Kedua, kebijakan ini memberikan sinyal terhadap ekspektasi inflasi. Koordinasi yang erat antara kebijakan fiskal dan moneter berpotensi menggeser ekspektasi inflasi, terutama jika dana tersebut diarahkan untuk konsumsi massal. Ketiga, munculnya potensi signifikan dalam penyaluran kredit perbankan. Penyaluran dana ke kredit produktif, ditambah dengan langkah sterilisasi yang dilakukan oleh Bank Indonesia, akan menciptakan skenario positif bagi pasar. Meskipun demikian, efektivitasnya sangat bergantung pada kecepatan distribusi, arah penyaluran, serta perilaku perbankan sebagai penerima dana.

Audi menilai sektor perbankan, konstruksi, dan *consumer staples* berpeluang besar menjadi penerima manfaat utama dari kebijakan ini. Sementara itu, sektor properti, semen, dan ritel diperkirakan akan turut terdorong sebagai efek lanjutan. Dengan meningkatnya likuiditas perbankan, peluang penurunan suku bunga dapat menekan *cost of fund*. Di sisi lain, bertambahnya proyek-proyek pemerintah membuka ruang percepatan realisasi belanja APBN. Oleh karena itu, investor disarankan untuk mulai mempertimbangkan sektor-sektor tersebut untuk prospek jangka pendek hingga menengah.

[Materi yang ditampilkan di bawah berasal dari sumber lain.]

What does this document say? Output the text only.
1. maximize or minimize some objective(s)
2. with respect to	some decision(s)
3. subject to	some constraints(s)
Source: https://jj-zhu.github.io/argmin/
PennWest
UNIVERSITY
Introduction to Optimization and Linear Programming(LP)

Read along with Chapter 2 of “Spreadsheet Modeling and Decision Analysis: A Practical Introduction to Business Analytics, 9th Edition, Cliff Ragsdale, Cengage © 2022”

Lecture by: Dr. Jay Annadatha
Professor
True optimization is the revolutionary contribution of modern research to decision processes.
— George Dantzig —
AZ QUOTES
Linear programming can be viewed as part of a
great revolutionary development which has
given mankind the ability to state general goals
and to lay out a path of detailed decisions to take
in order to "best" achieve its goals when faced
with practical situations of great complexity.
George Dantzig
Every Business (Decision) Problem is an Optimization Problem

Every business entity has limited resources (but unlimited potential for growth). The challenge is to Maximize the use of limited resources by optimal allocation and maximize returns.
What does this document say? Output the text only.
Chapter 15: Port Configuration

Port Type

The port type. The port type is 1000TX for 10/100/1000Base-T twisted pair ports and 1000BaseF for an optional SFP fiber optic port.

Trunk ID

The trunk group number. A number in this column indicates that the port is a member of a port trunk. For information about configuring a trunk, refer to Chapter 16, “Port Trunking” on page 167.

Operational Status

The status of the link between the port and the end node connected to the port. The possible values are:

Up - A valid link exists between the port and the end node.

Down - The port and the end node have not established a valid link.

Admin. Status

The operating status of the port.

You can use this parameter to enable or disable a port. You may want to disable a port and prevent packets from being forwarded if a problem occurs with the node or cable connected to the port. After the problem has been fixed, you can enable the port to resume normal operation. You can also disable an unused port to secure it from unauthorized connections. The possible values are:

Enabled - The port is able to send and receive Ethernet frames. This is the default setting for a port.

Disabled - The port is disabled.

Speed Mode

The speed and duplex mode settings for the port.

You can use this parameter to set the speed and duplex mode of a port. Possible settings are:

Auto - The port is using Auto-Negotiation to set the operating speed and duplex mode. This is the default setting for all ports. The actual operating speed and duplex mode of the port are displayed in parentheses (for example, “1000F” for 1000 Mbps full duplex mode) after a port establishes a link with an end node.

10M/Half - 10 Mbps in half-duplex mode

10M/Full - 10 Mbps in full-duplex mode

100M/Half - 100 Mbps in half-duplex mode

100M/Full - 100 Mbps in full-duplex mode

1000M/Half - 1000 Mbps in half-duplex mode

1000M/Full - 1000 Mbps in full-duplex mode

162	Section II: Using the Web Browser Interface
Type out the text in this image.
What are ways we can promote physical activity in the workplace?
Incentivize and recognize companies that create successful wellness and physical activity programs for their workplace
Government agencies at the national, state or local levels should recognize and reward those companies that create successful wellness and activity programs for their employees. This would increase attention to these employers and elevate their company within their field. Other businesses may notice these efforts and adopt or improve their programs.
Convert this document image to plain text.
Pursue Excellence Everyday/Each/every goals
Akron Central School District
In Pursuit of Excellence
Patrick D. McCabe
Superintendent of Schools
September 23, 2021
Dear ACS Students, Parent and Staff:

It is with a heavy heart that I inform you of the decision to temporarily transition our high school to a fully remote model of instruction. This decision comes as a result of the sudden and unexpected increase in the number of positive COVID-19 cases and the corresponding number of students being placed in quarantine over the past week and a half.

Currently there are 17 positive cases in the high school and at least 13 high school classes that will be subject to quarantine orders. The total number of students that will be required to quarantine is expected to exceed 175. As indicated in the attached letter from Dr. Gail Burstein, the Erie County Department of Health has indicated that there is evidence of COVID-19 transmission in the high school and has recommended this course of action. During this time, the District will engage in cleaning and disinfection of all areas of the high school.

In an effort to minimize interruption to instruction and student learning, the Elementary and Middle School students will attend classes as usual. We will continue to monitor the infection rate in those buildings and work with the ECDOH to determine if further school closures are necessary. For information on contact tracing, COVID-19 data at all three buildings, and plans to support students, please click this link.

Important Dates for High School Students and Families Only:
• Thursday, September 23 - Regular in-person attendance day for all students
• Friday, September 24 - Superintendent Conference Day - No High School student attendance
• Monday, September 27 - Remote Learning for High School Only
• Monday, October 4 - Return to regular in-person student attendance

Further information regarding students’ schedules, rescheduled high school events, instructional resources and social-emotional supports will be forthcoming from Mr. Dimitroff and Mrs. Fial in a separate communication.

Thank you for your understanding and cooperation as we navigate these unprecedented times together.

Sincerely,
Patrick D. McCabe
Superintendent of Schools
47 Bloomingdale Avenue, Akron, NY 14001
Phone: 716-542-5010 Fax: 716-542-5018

Audi merekomendasikan untuk buy saham BBRI dengan target harga Rp 4.250, BMRI dengan target Rp 5.600, dan TLKM dengan target Rp 3.240 per saham. Selain itu, ia juga menyarankan trading buy saham PTPP di target harga Rp 436 per saham. Senada dengan itu, Rully berpandangan bahwa saat ini investor perlu mencermati saham perbankan, terutama saham-saham bank pelat merah, sebagai fokus investasi.

Ringkasan

Pemerintah menginjeksi Rp 200 triliun ke Himbara (BRI, BBNI, BMRI, BBTN, dan BRIS) melalui deposito on call selama enam bulan. Alokasi dana terbesar diterima BRI, BBNI, dan BMRI (masing-masing Rp 55 triliun), sedangkan BBTN Rp 25 triliun dan BRIS Rp 10 triliun. Langkah ini bertujuan memperkuat pengelolaan kas negara dan mendorong pertumbuhan ekonomi.

Para analis memprediksi dampak positif, terutama peningkatan penyaluran kredit ke sektor riil dan pertumbuhan ekonomi. Sektor perbankan, konstruksi, dan consumer staples diyakini akan mendapat manfaat utama, diikuti sektor properti, semen, dan ritel. Namun, potensi kredit macet perlu diwaspadai. Beberapa analis merekomendasikan pembelian saham perbankan, khususnya bank pelat merah.